14. Western philosophy finds its beginnings in walking, with the Peripatetic philosophers, who walked boldly out of the dark and deep realm of myth and into the lighted house of logos. (Some might say this was also a step in the wrong direction.) Peripatos originally meant a covered walking place, and the school provided by Theophrastus for his teacher Aristotle likely yielded the name for this group of thinkers, who were thought to have walked and talked among the trees in the morning as a method of learning. (It is disputed as to how widely this method was adopted, though the view goes back at least as far as Hermippus at the close of the 3rd century BC.)

15. On the other side of the globe, walking has always been a part of the philosophical Way, as in Taoism and Zen Buddhism, where the sages and monks sauntered the countryside in search of enlightenment. Walking is even given a special place as one of the four Chinese "dignities" (modes of being in the world), along with Standing, Sitting and Lying. In the Dao De Jing, we encounter, "Gladly then the Way receives/ Those who choose to walk in it," though we also find a warning that walking is not such a straight-forward enterprise: "He who tiptoes cannot stand; he who strides cannot walk."

16. Indeed, Thoreau shows us that walking is both an art and a crusade which perhaps "requires a direct dispensation from Heaven" to master. My own opinion is that Thoreau was often a little too elitist and not down to earth enough in his views on perambulating - as he was on reading - and that some of his essay must have been penned in a period of sedentariness. Gary Snyder, Thoreau's present day counterpart, suggests instead that walking embodies the perfect balance of spirit and humility (a word close to humus and human), presumably in that it brings us back down from the transcendental heights while at the same time freeing our mind to move, breathe (akin to spirit as animating breath) and imagine in natural ways. (It is difficult to picture humans being arrogant on a walk in the woods.)

17. Philosophy, in this sense, begins not simply in wondering but also - quite literally - in wandering. Walking facilitates meditation, in part, because it provides mediation between us and the earth; it initiates conversation between the foot and the ground; it introduces our bodies to and into the world, the surrounding medium. Ideas and images start to flow; they form their own kinesthesias of a sort. Of Thoreau's strolls, Emerson said, "The length of his walk uniformly made the length of his writing. If shut up in the house he did not write at all." Maybe walking, then, is the best laxative for writer's block. Open your gaits and let the thoughts themselves walk out - while guarding against a running case of logo-rhea I suppose.

18. I had originally intended to write about the sauntering reflections of Husserl, Rousseau and Heidegger, but now I am left with a series of foot notes and no body to my paper. The once lowly foot has stepped away on its own and perhaps into its own. It is on strike - a walk-out - until it receives its proper due. Perhaps we should be cautious, tread lightly, for Emerson warns: "Whoso goes to walk alone, accuses the whole world; he declares all to be unfit to be his companions, it is very uncivil, nay, insulting. Society will retaliate."

Notes

1. Handnote: The right hand is also privileged over the left hand in a number of ways which would be interesting to explore, as in the activities of eating and toilet etiquette, pledging allegiance, religious ritual, fighting and so on.

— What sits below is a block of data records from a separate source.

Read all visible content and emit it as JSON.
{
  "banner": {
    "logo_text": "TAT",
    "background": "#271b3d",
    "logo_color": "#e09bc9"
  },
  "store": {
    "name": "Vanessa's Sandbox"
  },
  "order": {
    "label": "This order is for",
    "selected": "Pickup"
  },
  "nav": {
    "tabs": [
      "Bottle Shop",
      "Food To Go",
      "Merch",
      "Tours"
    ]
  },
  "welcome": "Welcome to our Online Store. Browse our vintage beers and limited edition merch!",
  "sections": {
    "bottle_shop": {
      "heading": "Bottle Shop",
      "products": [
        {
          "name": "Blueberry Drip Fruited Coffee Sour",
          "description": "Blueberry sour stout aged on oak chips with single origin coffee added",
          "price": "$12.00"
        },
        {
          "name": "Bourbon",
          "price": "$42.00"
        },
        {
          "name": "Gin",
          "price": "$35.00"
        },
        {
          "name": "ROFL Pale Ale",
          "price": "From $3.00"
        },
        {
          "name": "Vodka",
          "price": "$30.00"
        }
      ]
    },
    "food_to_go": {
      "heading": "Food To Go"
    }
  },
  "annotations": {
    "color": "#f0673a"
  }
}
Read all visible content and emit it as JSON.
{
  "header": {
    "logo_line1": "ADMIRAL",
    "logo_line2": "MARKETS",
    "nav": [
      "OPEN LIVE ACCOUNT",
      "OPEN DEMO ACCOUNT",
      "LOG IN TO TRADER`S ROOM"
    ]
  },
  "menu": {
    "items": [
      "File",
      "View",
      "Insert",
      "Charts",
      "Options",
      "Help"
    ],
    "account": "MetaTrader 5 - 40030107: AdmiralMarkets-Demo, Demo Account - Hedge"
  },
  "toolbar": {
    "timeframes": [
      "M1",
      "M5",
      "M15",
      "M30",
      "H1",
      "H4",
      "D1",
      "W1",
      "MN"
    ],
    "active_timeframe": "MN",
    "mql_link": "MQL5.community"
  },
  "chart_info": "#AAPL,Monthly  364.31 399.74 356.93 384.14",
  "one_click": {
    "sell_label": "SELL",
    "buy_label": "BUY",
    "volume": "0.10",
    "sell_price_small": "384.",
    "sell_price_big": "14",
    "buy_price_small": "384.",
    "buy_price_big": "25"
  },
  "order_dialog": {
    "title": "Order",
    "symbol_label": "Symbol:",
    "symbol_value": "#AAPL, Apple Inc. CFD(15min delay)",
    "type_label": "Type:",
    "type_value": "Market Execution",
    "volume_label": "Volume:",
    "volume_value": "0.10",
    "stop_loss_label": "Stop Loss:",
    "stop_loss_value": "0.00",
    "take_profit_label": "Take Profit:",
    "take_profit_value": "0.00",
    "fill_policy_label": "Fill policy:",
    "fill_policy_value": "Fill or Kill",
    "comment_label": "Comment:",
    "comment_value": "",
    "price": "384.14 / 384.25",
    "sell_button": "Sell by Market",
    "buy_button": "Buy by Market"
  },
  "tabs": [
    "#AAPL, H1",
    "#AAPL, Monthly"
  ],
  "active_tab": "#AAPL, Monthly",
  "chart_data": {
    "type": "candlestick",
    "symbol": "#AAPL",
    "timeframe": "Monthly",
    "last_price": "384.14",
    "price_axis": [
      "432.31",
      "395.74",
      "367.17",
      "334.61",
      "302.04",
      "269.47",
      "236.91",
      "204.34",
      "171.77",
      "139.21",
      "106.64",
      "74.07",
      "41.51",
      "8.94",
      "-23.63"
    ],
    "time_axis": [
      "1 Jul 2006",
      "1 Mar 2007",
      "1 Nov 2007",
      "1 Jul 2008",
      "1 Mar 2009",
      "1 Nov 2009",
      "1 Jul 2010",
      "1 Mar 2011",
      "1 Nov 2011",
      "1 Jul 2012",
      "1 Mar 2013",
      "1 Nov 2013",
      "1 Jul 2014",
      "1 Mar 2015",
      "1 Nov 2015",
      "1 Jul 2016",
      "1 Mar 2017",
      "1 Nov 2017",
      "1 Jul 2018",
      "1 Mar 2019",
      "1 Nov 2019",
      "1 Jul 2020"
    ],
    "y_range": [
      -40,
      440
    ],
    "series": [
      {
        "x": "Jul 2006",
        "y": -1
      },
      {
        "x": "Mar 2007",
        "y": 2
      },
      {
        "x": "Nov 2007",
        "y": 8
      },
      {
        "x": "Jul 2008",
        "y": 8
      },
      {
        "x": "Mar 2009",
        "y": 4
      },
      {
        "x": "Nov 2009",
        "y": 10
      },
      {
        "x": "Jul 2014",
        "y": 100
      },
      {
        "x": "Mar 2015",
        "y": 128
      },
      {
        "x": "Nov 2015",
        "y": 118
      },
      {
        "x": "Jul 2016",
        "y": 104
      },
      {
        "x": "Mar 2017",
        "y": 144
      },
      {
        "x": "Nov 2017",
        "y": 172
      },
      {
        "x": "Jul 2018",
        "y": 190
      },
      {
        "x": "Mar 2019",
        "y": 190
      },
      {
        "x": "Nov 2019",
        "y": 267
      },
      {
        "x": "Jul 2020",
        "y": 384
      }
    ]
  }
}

2. Handnote: Heidegger, among others, distinguished humans from nonhuman animals by their supposed unique possession of a hand (and the related capacity for language, speech and thought), though he was surely grasping in the air himself for a difference. (See, for example, "Was heisst Denken?".) On better footing is Derrida, who takes Heidegger to task not only for his misplaced anthropocentrism but also for the monstrous hand he raises to Nazism. (See "Geschlect II: Heidegger's Hand").